Ana Maria Cardoso é Doutora em Literatura Brasileira pela UFRGS. Na mesma universidade, graduou-se em Literatura e fez especialização em Educação. Seu mestrado, em teoria da literatura, foi realizado na PUCRS. É autora do livro A justa medida: um estudo de Osman Lins (Caxias do Sul: Editora do Maneco, 2006).
Confira a entrevista.
IHU On-Line - Como você define o sonho e a transgressão na obra de Caio Fernando Abreu?
Ana Cardoso - A expressão literária de Caio Fernando Abreu demonstra o impacto das forças sócio-históricas no cotidiano dos sujeitos dos anos 1970. Durante o período, a sociedade vivenciava um período traumático, pois havia uma violência institucionalizada pelo regime militar e um estímulo ao pensamento padronizante voltado aos interesses no desenvolvimento da economia. A coletânea de contos O ovo apunhalado (1) revela um escritor atento aos movimentos rebeldes, como a Contracultura, o rock’n’roll, a Tropicália (2). Aliás, ele faz com que estes elementos sejam incorporados à sua literatura de maneira contundente sempre com um estilo singular em relação à literatura brasileira e à sul-rio-grandense. A inquieta atitude de Caio, tanto a do escritor quanto a do sujeito social, deve-se a uma atitude de transgressão permanente, uma vez que ele não aceitou as imposições, as convenções da época. Isto porque teve coragem de sonhar com uma sociedade mais humana, criativa e sensível.
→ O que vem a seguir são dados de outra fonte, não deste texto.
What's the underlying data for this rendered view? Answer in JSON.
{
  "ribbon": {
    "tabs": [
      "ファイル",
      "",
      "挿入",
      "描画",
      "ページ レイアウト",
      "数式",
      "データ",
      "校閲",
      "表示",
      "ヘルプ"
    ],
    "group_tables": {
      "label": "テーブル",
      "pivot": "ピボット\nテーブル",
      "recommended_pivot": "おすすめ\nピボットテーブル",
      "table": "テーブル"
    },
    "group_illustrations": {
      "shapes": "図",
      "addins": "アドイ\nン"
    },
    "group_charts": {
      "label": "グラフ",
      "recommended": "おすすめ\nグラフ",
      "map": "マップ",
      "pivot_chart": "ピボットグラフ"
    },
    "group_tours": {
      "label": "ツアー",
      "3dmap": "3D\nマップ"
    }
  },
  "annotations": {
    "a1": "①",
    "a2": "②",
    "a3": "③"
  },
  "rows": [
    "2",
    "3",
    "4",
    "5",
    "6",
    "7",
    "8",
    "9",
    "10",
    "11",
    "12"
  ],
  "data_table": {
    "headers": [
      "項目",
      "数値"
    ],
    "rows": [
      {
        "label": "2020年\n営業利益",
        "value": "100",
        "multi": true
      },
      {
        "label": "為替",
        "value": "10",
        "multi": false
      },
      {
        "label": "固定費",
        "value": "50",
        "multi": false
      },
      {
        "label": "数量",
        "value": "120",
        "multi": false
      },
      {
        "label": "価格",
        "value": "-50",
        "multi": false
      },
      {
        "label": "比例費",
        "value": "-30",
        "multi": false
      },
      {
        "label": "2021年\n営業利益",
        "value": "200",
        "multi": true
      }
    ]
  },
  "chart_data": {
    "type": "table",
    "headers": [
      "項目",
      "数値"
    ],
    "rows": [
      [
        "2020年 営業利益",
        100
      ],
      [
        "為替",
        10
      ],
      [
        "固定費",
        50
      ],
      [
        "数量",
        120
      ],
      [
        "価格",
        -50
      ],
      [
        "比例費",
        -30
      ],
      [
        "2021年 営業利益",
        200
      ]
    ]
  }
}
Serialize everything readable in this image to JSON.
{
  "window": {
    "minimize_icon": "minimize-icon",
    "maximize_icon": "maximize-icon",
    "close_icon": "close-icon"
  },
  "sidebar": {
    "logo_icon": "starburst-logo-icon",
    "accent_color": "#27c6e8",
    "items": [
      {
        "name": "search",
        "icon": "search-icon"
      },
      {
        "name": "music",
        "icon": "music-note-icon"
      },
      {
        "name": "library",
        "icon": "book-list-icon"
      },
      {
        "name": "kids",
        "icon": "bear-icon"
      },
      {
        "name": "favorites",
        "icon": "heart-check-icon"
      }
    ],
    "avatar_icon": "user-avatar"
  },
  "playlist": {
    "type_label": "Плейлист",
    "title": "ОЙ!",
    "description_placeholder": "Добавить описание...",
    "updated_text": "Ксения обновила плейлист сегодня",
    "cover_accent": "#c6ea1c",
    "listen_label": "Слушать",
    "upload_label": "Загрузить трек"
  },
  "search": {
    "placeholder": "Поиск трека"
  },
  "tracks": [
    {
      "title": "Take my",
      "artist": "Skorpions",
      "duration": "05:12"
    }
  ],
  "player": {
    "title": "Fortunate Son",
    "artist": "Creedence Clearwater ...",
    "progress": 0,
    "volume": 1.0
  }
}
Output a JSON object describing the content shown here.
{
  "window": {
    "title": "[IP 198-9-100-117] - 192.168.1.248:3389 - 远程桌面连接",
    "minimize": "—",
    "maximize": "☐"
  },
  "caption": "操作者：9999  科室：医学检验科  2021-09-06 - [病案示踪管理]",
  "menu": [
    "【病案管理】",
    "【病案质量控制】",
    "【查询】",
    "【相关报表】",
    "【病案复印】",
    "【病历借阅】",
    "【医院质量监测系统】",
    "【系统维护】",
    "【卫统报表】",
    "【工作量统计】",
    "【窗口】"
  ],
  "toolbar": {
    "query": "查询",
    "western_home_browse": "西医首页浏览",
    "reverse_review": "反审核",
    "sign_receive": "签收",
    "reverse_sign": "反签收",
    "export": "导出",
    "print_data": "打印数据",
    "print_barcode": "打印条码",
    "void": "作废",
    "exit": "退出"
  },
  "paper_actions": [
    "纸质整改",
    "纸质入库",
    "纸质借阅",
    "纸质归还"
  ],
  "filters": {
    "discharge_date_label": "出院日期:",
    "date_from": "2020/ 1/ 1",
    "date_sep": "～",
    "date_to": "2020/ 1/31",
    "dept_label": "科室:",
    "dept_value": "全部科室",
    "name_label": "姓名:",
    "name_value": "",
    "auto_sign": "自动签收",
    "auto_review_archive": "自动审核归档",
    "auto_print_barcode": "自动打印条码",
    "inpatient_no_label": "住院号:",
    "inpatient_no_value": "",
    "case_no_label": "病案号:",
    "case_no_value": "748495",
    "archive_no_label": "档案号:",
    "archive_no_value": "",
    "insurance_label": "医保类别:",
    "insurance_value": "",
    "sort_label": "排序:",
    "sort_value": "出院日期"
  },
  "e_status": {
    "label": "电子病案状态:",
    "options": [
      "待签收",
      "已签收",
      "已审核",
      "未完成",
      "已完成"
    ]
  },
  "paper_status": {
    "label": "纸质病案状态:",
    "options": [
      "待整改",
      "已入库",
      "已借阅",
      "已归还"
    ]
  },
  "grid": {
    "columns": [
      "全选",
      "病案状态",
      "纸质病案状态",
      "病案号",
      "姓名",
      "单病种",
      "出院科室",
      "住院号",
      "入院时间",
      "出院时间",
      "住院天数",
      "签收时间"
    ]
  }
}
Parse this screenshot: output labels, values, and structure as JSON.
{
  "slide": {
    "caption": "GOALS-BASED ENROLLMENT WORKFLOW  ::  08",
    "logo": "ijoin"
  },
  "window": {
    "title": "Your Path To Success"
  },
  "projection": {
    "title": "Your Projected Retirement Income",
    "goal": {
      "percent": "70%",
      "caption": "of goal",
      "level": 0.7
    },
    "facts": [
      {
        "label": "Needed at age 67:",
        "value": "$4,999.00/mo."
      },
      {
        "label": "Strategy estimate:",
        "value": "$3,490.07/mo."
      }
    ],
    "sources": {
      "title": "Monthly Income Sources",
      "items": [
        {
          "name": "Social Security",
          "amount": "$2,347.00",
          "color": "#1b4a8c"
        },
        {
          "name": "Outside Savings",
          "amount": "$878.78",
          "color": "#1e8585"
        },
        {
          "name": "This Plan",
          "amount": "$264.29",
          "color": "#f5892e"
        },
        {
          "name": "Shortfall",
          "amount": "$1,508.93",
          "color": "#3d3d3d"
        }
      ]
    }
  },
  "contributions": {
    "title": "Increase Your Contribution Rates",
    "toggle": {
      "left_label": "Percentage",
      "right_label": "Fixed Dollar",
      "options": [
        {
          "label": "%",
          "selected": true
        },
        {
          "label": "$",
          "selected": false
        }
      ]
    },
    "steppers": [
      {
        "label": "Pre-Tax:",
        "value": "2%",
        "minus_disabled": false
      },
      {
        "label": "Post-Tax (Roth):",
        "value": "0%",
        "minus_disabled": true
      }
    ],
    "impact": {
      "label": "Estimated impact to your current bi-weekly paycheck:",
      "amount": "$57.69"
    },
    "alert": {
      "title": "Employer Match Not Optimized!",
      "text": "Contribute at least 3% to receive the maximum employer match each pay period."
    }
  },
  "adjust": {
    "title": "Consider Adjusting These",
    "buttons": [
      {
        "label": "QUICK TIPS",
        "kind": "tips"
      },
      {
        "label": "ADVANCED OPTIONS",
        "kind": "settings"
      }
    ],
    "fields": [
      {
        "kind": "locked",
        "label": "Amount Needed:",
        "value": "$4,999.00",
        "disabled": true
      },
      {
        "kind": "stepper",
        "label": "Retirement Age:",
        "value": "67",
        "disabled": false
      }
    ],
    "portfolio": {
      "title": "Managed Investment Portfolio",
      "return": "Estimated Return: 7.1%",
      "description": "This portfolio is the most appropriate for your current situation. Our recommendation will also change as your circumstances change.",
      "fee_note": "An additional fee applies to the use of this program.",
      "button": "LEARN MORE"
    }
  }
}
IHU On-Line - Caio mostrava a realidade dos jovens das décadas de 1970 e 1980. Como você vê o adulto de hoje que acompanhou sua obra?
Ana Cardoso - Uma significativa parcela destes leitores se viu representada na obra de Caio, uma vez que ele soube expressar o silêncio opressivo que se expandia nas mesas de jantar, nas salas de aula, nas ruas e, simultaneamente, uma força de reação a isso pelo trato de temas marginais, ou por uma linguagem literária ousada: o uso de gírias, o palavrão e ainda o uso de conhecimentos que não se faziam presentes na literatura, como a ioga, o I-Ching (3) e a astrologia. Como estas gerações tinham a intenção de mudar os valores tradicionais e autoritários e não tinham acesso fácil à informação e ao conhecimento diversificado, os livros se consolidaram como um foco de resistência e subversão. Através das leituras dos contos de Caio havia o fortalecimento do sonho coletivo e pessoal: acreditava-se que se podia fazer diferente.
IHU On-Line - Você acredita que o jovem dos anos 1990 e 2000 se reconhece na obra de Caio? Ela continua contemporânea?
Ana Cardoso - Os jovens dos anos 1970 e 1980 procuraram abolir a tradição, seja ela da família, da escola, da Igreja ou do Estado. Infelizmente, a renovação destes valores não teve tempo de se fortalecer e, após a abertura democrática, a indústria se sentiu autorizada a transformar tudo, inclusive os valores libertários, em mercadoria. O que se observa é que as forças que vigoram hoje não são muito diferentes das que permeavam o cotidiano nos anos ditatoriais. No entanto, obviamente que, agora, se encontram de forma atenuada. Talvez por isso a nova geração tem se sentido atraída pela obra do contista. A obra de Caio exprime uma vivacidade que é rapidamente reconhecida pelo leitor interessado na condição humana; por esta razão, a obra tende a permanecer, já que o lirismo e universalidade são, sem dúvida, o seu maior legado.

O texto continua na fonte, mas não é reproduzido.